Clouds start to lift

Jeannette Hyde: 'The excitement of planning a summer holiday in the depths of January is beginning to overtake the hysteria.'
  
  


Thankfully the fear of flying which gripped the nation after 11 September is declining. The excitement of planning a summer holiday in the depths of dreary January is beginning to overtake all the hysteria.

Independent tour operators have been muttering that summer holiday bookings are better this January than at the same time a year ago, while the giant travel companies such as Thomson are muttering that things are 'doing well' (ie not as good as this time last year, but better than before Christmas). The independent agent Travelcare, which has 360 travel agency shops up and down the country is actually reporting that bookings this January are 5 per cent higher than last January. So what's going on? Has the lousy British weather knocked our fear of flying out of us?

I was tempted to write a piece full of gross generalisations saying that people who book with small independent tour operators tend to be more educated, have an inkling of geography and know that places such as Greece and Turkey are not war-ridden and that you're more likely to be killed in a car accident than on a plane.

But bumping into a journalist from a rival national newspaper last week, I dropped that notion. 'How's Escape doing now? It must be awful because people can't travel anywhere, can they?' the journo says.

'What do you mean?' I reply.

'Well, there's practically nowhere left on earth you can travel what with all the danger around. I wouldn't travel anywhere right now.'

I try to explain that the only places I probably wouldn't holiday in right now are Afghanistan and Pakistan, but that places such as Egypt are fantastic and that Muslims will be very glad to see tourists. But my words are met with a hefty shrug.

So, a quick revision to the theory about why independent companies are doing better than package companies: It's nothing to do with education, geography or reading (or even working on) newspapers. It's about money. A spokeswoman for the Association of Independent Tour Operators says that many of their customers don't have financial worries in this climate of recession: 'We think our sector of the market is more resilient. They have their kids off their hands, have paid off their mortgages. They are not about to be made redundant because they run their own businesses.'

Whether you are weighed down by a mortgage, feel un stable in your job, or are retired and living very comfortably thank you, we are all united in the common appreciation for travel and the wish to shake off the gloom.

The difference is that the financially content are booking with the independents - which are the deli shops of the travel world - and the more cash-strapped are booking, if they can stretch to it, with the cheaper package companies, the KwikSaves of the business.
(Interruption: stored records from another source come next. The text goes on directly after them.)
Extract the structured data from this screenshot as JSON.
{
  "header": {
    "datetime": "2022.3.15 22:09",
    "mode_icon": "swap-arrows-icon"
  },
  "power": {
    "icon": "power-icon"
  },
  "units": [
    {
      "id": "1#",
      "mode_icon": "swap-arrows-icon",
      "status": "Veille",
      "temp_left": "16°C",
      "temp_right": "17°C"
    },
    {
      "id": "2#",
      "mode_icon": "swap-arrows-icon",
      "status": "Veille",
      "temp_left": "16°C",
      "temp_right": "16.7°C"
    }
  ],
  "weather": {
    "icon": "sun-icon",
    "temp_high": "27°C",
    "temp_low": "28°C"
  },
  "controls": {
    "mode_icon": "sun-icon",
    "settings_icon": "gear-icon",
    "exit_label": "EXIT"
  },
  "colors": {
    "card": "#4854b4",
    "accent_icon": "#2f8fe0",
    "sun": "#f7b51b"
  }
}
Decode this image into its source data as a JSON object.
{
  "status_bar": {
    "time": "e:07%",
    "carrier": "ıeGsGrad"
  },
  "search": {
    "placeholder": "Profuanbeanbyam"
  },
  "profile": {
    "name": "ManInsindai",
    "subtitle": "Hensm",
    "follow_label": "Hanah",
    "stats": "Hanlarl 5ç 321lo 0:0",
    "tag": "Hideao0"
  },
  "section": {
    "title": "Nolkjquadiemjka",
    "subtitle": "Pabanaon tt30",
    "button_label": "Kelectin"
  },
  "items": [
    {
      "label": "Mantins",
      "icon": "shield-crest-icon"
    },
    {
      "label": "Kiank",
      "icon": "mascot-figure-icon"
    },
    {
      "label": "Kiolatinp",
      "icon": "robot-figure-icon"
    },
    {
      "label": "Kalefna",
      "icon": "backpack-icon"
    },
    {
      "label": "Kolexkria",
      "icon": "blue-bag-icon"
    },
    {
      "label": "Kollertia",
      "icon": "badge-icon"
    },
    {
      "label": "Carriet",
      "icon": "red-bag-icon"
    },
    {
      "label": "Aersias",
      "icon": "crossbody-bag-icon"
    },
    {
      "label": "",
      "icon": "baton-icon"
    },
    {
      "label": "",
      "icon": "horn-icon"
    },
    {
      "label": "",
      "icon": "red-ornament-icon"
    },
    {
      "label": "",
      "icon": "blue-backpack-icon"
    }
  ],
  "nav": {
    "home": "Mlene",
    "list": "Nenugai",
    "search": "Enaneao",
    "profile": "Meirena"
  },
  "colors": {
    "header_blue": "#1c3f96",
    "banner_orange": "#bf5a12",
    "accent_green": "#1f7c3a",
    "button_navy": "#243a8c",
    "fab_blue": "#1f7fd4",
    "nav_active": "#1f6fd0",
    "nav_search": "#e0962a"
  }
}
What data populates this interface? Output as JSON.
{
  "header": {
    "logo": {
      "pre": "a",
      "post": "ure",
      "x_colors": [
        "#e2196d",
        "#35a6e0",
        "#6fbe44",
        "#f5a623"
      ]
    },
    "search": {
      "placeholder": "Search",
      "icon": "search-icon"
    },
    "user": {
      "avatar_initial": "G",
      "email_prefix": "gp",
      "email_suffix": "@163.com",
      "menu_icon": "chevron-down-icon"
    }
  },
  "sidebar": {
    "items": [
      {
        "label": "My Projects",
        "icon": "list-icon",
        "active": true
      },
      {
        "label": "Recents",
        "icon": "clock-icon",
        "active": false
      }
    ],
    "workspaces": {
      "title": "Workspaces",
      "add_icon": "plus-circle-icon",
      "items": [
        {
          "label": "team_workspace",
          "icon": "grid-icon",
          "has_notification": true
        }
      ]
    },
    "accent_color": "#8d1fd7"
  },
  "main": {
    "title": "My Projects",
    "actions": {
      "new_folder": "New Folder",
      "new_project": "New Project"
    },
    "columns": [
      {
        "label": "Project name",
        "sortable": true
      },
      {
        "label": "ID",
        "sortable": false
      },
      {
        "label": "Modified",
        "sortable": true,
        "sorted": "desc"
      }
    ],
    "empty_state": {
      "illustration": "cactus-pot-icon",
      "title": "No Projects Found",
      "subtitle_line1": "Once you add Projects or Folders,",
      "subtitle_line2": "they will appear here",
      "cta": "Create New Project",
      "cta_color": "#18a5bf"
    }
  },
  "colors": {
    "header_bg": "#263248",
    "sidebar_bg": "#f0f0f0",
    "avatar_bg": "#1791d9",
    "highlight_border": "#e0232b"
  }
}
It's not that the well-off are less scared of flying. They just have the means to show their resilience first and more hastily.

And the only people not booking are the paranoid and ignorant, which includes many Americans and the occasional British journalist. Look at Club Med. Several of its winter sun holiday villages have not opened this winter because the Americans are still not travelling in their usual numbers.

But perhaps if the Twin Towers had been on our turf, none of us would be getting over the tragedy this soon.